Lessons learned: Conduct an internal lessons learned session with the 評估 team. Document what worked, what did not, and how the methodology should be adjusted for future engagements. Key questions to address include:
| Question | Purpose |
|---|---|
| Which techniques were most effective against this target type? | Improve technique selection for similar future engagements |
| Were there any scope gaps that missed important attack surfaces? | Refine scoping methodology |
| Did the time allocation match actual effort distribution? | Improve estimation for future engagements |
| Were there any tooling limitations that impacted coverage? | Drive tool development priorities |
| Did the reporting format effectively communicate findings? | Refine report templates |
知識庫 updates: Update the internal 知識庫 with new findings, effective payloads, and 防禦 bypass techniques discovered during the engagement. This institutional knowledge benefits future 評估 teams and ensures that the organization continuously improves its 紅隊 capabilities.
Client relationship: Follow up with the client after a reasonable remediation window (typically 30-60 days) to check on remediation progress. This demonstrates ongoing commitment to their 安全 posture and can lead to follow-on engagements for verification 測試 or expanded scope assessments.
參考文獻 and Further Reading
- Promptfoo — github.com/promptfoo/promptfoo — LLM 測試 and 評估
- Greenblatt et al. 2024 — "Alignment Faking in Large Language Models"

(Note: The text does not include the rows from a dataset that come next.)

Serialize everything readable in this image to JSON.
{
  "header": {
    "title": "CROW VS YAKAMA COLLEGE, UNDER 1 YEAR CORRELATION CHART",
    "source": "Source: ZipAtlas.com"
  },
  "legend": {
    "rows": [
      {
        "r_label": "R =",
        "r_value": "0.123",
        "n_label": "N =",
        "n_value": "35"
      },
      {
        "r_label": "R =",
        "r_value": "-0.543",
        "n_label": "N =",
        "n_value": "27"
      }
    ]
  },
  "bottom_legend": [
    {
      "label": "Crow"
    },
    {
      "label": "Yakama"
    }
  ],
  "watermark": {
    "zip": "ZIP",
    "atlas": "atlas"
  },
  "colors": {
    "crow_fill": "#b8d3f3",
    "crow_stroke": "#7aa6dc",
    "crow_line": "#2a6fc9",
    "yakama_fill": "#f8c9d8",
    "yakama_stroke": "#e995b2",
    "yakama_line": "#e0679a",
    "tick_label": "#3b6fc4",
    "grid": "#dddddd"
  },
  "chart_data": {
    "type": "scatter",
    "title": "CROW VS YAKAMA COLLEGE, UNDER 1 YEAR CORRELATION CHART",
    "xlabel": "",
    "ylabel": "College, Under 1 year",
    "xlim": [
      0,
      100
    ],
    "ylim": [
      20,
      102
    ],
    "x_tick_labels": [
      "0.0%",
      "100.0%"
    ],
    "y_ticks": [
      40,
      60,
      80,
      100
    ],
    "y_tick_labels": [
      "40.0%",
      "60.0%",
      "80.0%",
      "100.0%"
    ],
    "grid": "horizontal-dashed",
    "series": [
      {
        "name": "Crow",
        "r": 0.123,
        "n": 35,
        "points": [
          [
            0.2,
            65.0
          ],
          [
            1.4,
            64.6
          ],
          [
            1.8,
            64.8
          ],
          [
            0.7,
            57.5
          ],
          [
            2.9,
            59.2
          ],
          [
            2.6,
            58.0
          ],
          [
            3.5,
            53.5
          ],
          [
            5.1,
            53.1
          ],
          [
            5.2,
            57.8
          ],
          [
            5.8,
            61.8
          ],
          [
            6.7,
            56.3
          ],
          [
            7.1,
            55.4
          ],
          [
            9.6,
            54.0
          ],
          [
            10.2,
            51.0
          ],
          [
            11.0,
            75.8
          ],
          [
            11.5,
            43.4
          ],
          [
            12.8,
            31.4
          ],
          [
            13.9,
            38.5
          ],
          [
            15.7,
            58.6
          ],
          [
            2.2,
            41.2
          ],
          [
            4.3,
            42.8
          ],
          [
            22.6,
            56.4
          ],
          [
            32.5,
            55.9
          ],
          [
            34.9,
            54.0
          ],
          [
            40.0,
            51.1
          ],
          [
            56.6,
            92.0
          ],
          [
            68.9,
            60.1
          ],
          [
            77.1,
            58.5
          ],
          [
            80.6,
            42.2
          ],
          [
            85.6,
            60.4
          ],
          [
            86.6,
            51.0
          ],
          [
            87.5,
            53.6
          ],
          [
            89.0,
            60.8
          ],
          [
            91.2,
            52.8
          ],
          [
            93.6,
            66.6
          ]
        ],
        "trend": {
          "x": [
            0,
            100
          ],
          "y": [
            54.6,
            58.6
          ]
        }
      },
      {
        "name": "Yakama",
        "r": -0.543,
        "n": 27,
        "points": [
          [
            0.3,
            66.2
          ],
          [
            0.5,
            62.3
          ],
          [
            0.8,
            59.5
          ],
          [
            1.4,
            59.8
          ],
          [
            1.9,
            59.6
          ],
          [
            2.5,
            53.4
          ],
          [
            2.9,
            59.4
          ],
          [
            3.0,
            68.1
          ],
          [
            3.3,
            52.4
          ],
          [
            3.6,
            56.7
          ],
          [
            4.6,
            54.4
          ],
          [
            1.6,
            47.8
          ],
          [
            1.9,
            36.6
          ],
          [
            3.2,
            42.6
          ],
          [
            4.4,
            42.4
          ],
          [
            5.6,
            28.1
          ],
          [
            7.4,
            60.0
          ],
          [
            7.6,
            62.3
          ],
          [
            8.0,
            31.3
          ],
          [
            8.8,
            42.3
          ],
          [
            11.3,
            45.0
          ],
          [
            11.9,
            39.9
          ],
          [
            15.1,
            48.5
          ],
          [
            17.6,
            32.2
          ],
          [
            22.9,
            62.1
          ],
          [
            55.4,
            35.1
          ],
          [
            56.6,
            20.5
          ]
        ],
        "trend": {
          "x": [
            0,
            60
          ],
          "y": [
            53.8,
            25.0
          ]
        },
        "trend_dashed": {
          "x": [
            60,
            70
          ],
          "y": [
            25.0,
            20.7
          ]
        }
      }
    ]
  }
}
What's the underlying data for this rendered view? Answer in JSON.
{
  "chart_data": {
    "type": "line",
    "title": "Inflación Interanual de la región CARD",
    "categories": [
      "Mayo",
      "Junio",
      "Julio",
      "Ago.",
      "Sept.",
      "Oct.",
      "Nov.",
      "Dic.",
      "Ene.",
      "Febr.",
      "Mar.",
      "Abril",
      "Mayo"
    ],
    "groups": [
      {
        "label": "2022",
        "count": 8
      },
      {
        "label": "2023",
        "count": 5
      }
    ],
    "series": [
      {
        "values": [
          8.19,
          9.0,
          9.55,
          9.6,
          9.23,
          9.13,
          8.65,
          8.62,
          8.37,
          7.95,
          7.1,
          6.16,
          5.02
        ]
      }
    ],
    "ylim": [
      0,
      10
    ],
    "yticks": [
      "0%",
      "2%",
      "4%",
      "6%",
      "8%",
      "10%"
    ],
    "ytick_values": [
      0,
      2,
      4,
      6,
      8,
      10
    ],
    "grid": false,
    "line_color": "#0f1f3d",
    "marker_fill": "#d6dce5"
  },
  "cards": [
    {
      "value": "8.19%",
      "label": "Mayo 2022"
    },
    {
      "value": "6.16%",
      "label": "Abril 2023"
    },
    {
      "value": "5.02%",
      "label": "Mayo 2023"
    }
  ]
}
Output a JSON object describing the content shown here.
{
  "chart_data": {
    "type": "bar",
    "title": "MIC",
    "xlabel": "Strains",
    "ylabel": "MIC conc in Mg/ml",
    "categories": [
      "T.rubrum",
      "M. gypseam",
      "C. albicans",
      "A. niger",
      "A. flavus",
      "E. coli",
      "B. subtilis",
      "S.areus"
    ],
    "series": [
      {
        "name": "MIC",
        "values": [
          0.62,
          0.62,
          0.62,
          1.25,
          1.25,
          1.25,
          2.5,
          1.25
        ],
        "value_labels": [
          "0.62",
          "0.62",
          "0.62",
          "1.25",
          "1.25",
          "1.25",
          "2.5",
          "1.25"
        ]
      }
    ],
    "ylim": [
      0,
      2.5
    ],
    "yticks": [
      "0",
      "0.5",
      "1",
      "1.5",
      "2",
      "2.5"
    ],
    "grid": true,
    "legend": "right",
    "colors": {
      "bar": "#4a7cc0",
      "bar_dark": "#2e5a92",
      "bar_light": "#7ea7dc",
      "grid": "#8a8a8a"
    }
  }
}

- Wei et al. 2023 — "Jailbroken: How Does LLM 安全 Training Fail?"
- HarmBench — github.com/centerforaisafety/HarmBench — standardized 評估
- MITRE ATLAS — AML.T0043 (對抗性 ML 攻擊 Staging)
- Carlini et al. 2021 — "Extracting Training Data from Large Language Models"
Why should reconnaissance receive 15-20% of total engagement time even in time-boxed assessments?
What is the most important factor when deciding between fail-open and fail-closed for a 防禦 component?